Asthma and food allergy own been commonly shown to coexist with each other, especially as they often share risk factors (family history of allergy, atopic eczema, and asthma) but the way in which they interact and influence each other is yet to be fully understood. Studies own shown that food allergies can develop in the first year of life and precede the development of asthma (17, 27).

There has also been increasing recognition that there is an allergic component to asthma as a disease with specific focus on the role of environmental allergens (i.e., home dust mite and cat allergens). Exacerbations of asthma can be caused by exposure to inhalant allergens, although avoidance of these allergens on asthma disease is not entirely understood. For example, a study that looked at the effectiveness of avoiding home dust mite allergen on asthma management found that using allergen-impermeable covers to avoid home dust mite allergen did not own a significant effect on clinical asthma (28).

Schroeder et al. showed that there was a higher prevalence of asthma in children with food allergy as well as it occurring at a 7 earlier age compared to children without food allergy (29). Another study showed that compared to children who were not sensitized to common food and aeroallergens, those who were cosensitized had a higher risk of developing respiratory allergic disease (27). Studies own also looked at the timing of when food sensitization occurs and own shown that food sensitization early in life (within the first 2 years of life) is a strong predictor of allergy by school age and also children with food allergy own approximately double the chance of developing asthma and rhinitis (30, 31).

There also seems to be an association between asthma and non-IgE-mediated food allergy, although it is less prevalent than that seen in IgE-mediated allergy (32).

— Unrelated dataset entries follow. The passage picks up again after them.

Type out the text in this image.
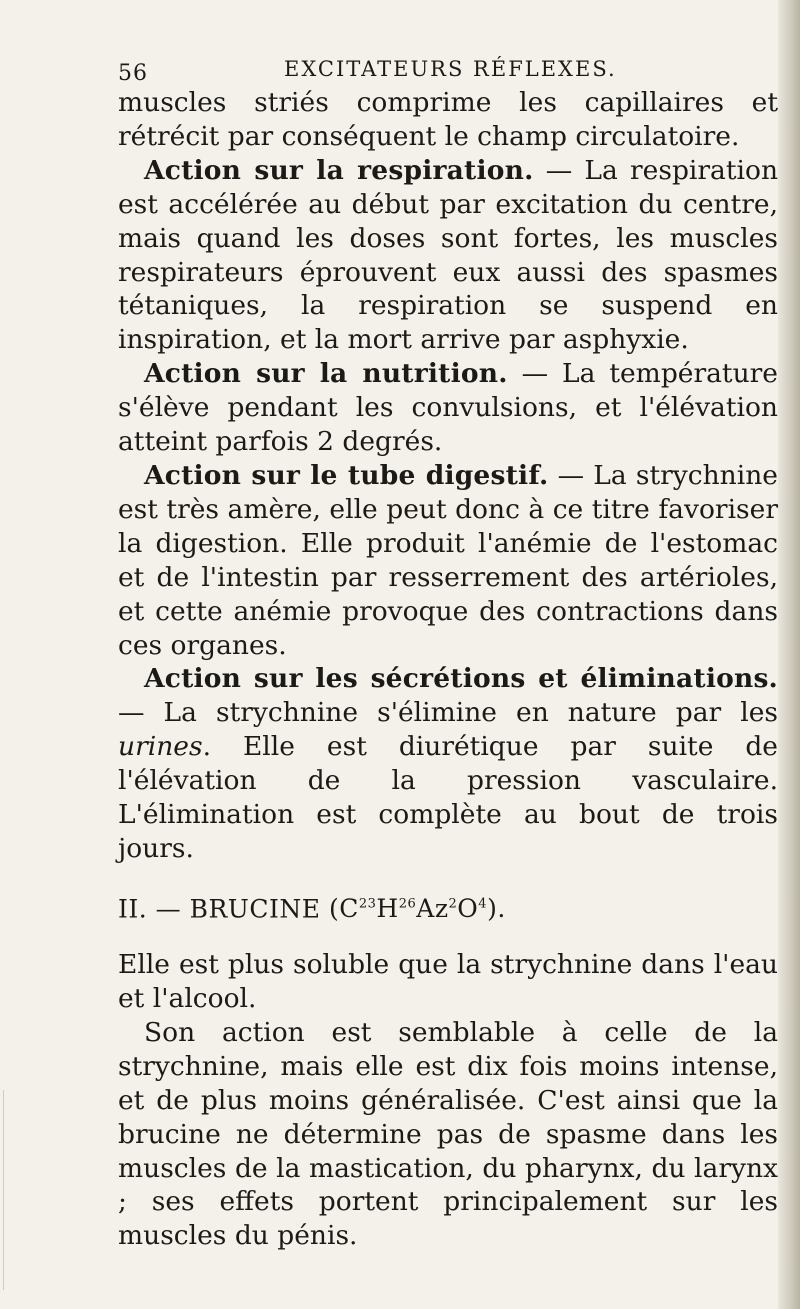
56	EXCITATEURS RÉFLEXES.

muscles striés comprime les capillaires et rétrécit par conséquent le champ circulatoire.

Action sur la respiration. — La respiration est accélérée au début par excitation du centre, mais quand les doses sont fortes, les muscles respirateurs éprouvent eux aussi des spasmes tétaniques, la respiration se suspend en inspiration, et la mort arrive par asphyxie.

Action sur la nutrition. — La température s'élève pendant les convulsions, et l'élévation atteint parfois 2 degrés.

Action sur le tube digestif. — La strychnine est très amère, elle peut donc à ce titre favoriser la digestion. Elle produit l'anémie de l'estomac et de l'intestin par resserrement des artérioles, et cette anémie provoque des contractions dans ces organes.

Action sur les sécrétions et éliminations. — La strychnine s'élimine en nature par les urines. Elle est diurétique par suite de l'élévation de la pression vasculaire. L'élimination est complète au bout de trois jours.

II. — BRUCINE $(C^{23}H^{26}Az^2O^4)$.

Elle est plus soluble que la strychnine dans l'eau et l'alcool.

Son action est semblable à celle de la strychnine, mais elle est dix fois moins intense, et de plus moins généralisée. C'est ainsi que la brucine ne détermine pas de spasme dans les muscles de la mastication, du pharynx, du larynx ; ses effets portent principalement sur les muscles du pénis.
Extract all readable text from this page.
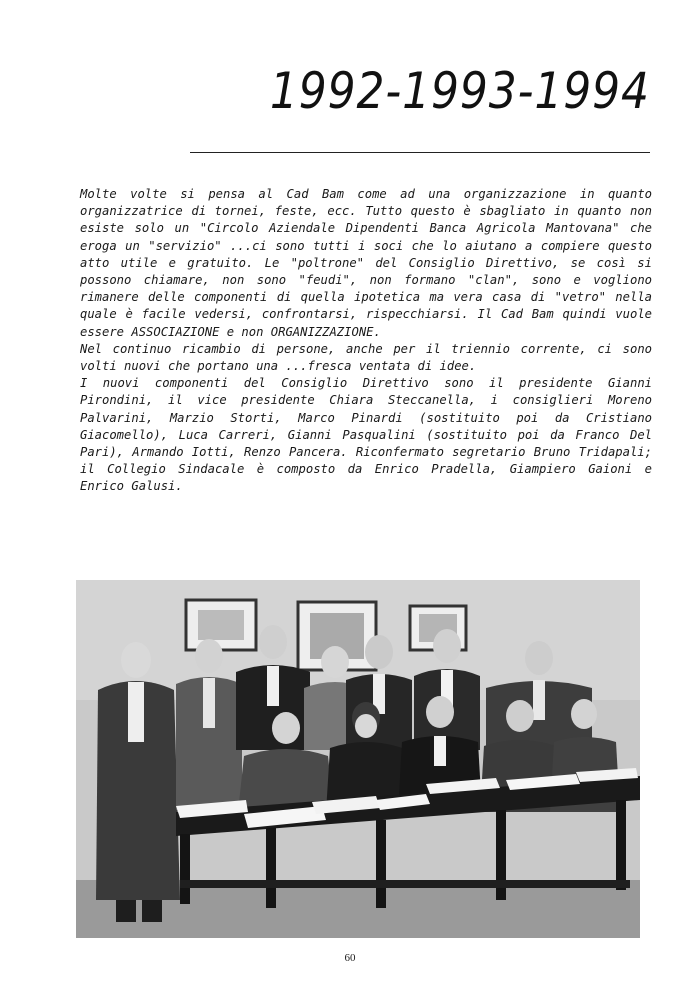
1992-1993-1994

Molte volte si pensa al Cad Bam come ad una organizzazione in quanto organizzatrice di tornei, feste, ecc. Tutto questo è sbagliato in quanto non esiste solo un "Circolo Aziendale Dipendenti Banca Agricola Mantovana" che eroga un "servizio" ...ci sono tutti i soci che lo aiutano a compiere questo atto utile e gratuito. Le "poltrone" del Consiglio Direttivo, se così si possono chiamare, non sono "feudi", non formano "clan", sono e vogliono rimanere delle componenti di quella ipotetica ma vera casa di "vetro" nella quale è facile vedersi, confrontarsi, rispecchiarsi. Il Cad Bam quindi vuole essere ASSOCIAZIONE e non ORGANIZZAZIONE.

Nel continuo ricambio di persone, anche per il triennio corrente, ci sono volti nuovi che portano una ...fresca ventata di idee.

I nuovi componenti del Consiglio Direttivo sono il presidente Gianni Pirondini, il vice presidente Chiara Steccanella, i consiglieri Moreno Palvarini, Marzio Storti, Marco Pinardi (sostituito poi da Cristiano Giacomello), Luca Carreri, Gianni Pasqualini (sostituito poi da Franco Del Pari), Armando Iotti, Renzo Pancera. Riconfermato segretario Bruno Tridapali; il Collegio Sindacale è composto da Enrico Pradella, Giampiero Gaioni e Enrico Galusi.

60
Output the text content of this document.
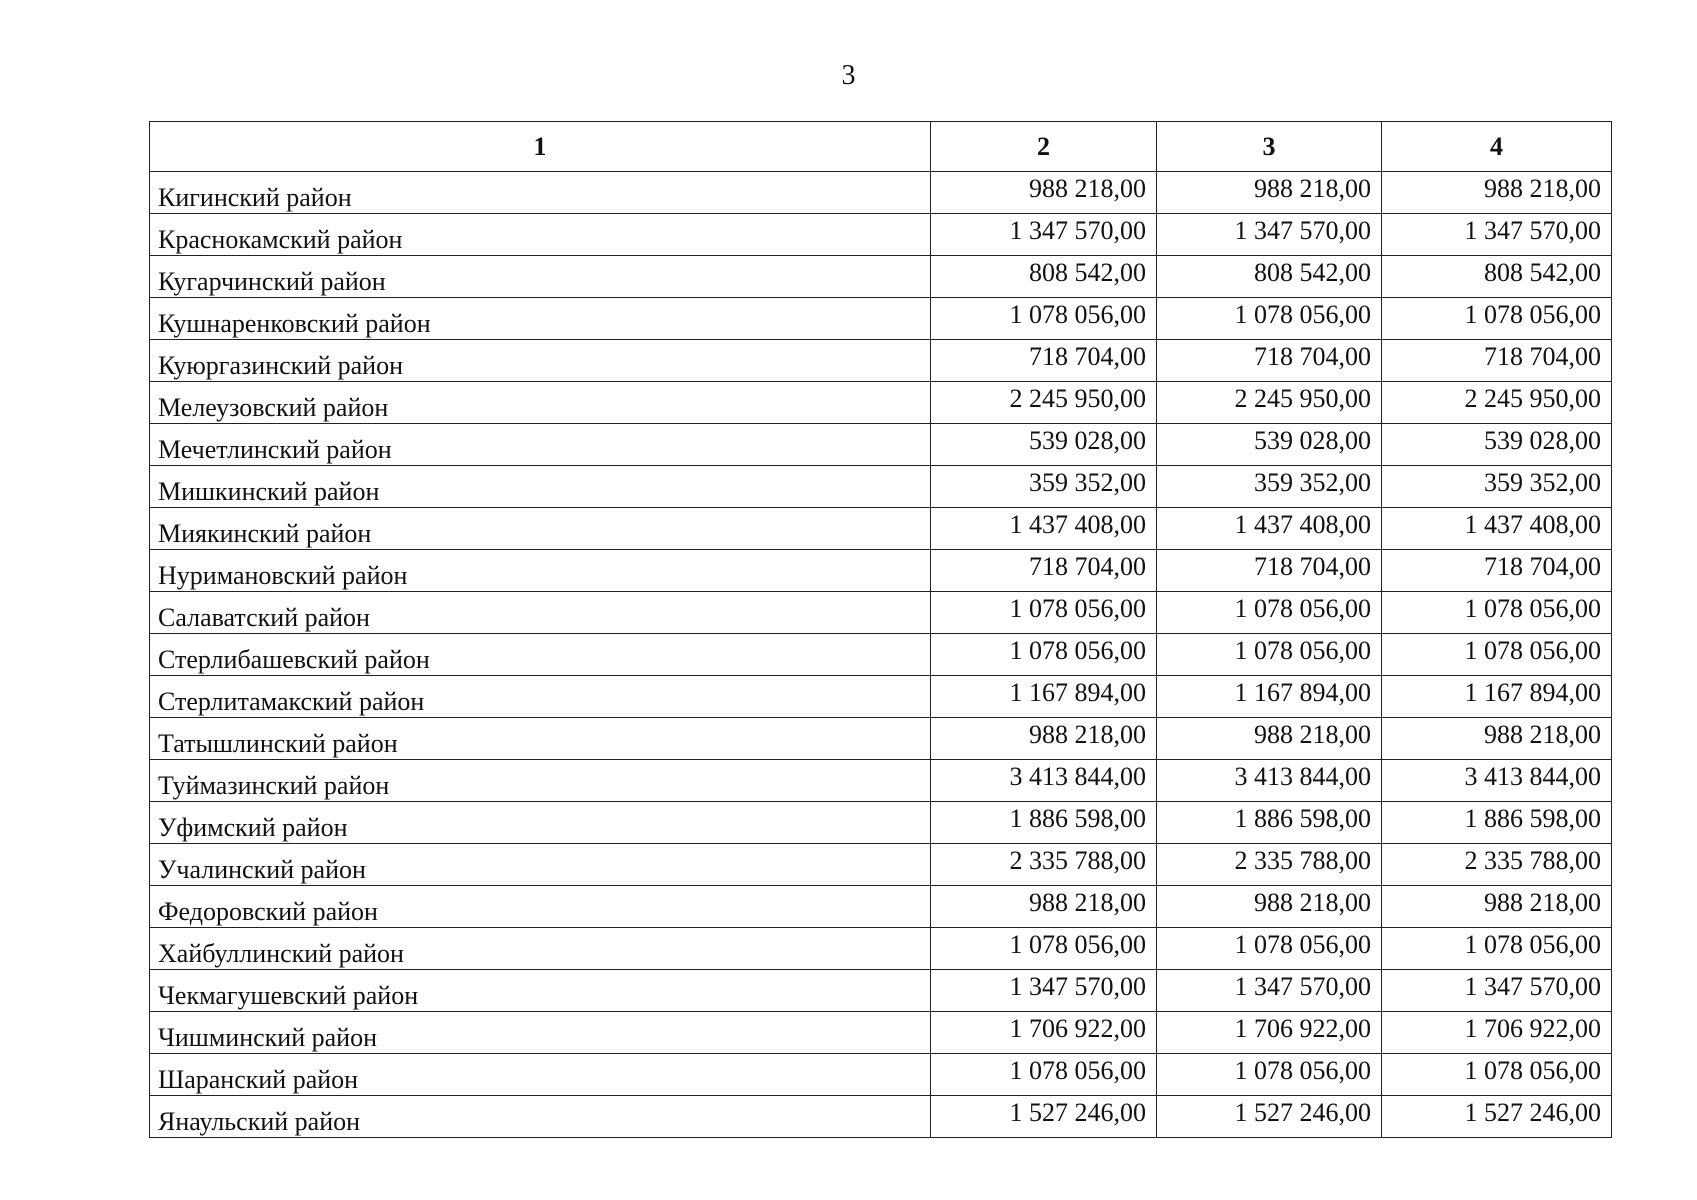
3
1	2	3	4
Кигинский район	988 218,00	988 218,00	988 218,00
Краснокамский район	1 347 570,00	1 347 570,00	1 347 570,00
Кугарчинский район	808 542,00	808 542,00	808 542,00
Кушнаренковский район	1 078 056,00	1 078 056,00	1 078 056,00
Куюргазинский район	718 704,00	718 704,00	718 704,00
Мелеузовский район	2 245 950,00	2 245 950,00	2 245 950,00
Мечетлинский район	539 028,00	539 028,00	539 028,00
Мишкинский район	359 352,00	359 352,00	359 352,00
Миякинский район	1 437 408,00	1 437 408,00	1 437 408,00
Нуримановский район	718 704,00	718 704,00	718 704,00
Салаватский район	1 078 056,00	1 078 056,00	1 078 056,00
Стерлибашевский район	1 078 056,00	1 078 056,00	1 078 056,00
Стерлитамакский район	1 167 894,00	1 167 894,00	1 167 894,00
Татышлинский район	988 218,00	988 218,00	988 218,00
Туймазинский район	3 413 844,00	3 413 844,00	3 413 844,00
Уфимский район	1 886 598,00	1 886 598,00	1 886 598,00
Учалинский район	2 335 788,00	2 335 788,00	2 335 788,00
Федоровский район	988 218,00	988 218,00	988 218,00
Хайбуллинский район	1 078 056,00	1 078 056,00	1 078 056,00
Чекмагушевский район	1 347 570,00	1 347 570,00	1 347 570,00
Чишминский район	1 706 922,00	1 706 922,00	1 706 922,00
Шаранский район	1 078 056,00	1 078 056,00	1 078 056,00
Янаульский район	1 527 246,00	1 527 246,00	1 527 246,00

In a study, approximately one-third of children with non-IgE-mediated food allergy had asthma and allergic rhinitis (33). Higher rates of asthma (26&#x;66%) own also been reported in eosinophilic esophagitis, which is considered a food allergy disease (34&#x;36).


Funding

There was no funding associated with this publication.


Conclusion

Children who own both food allergies and asthma are at an increased risk of severe asthmatic episodes and may be at greater risk of food-induced anaphylaxis and also food allergen-triggered asthmatic episodes. It is significant that clinicians educate patients appropriately regarding the higher risk of life-threatening asthma and anaphylaxis and ensure they get regular assessments regarding their treatment and management.


Summary of key points

&#x; Food allergic infants are at increased risk of developing asthma.

&#x; Children with both asthma and food allergies are at increased risk of severe asthmatic episodes.

&#x; Children with both asthma and food allergies may be at greater risk of allergen-triggered asthma episodes and food-induced anaphylaxis.

&#x; Patients with known IgE-mediated food allergies and asthma should own immediate access to self-injectable adrenaline and inhaled beta-agonists.



Conflict of Interest Statement

The authors declare no conflicts of interest regarding the writing of this mini-review.


Author Contributions

All the authors (RXF, GdT, and AF) were involved in the writing and editing of the manuscript.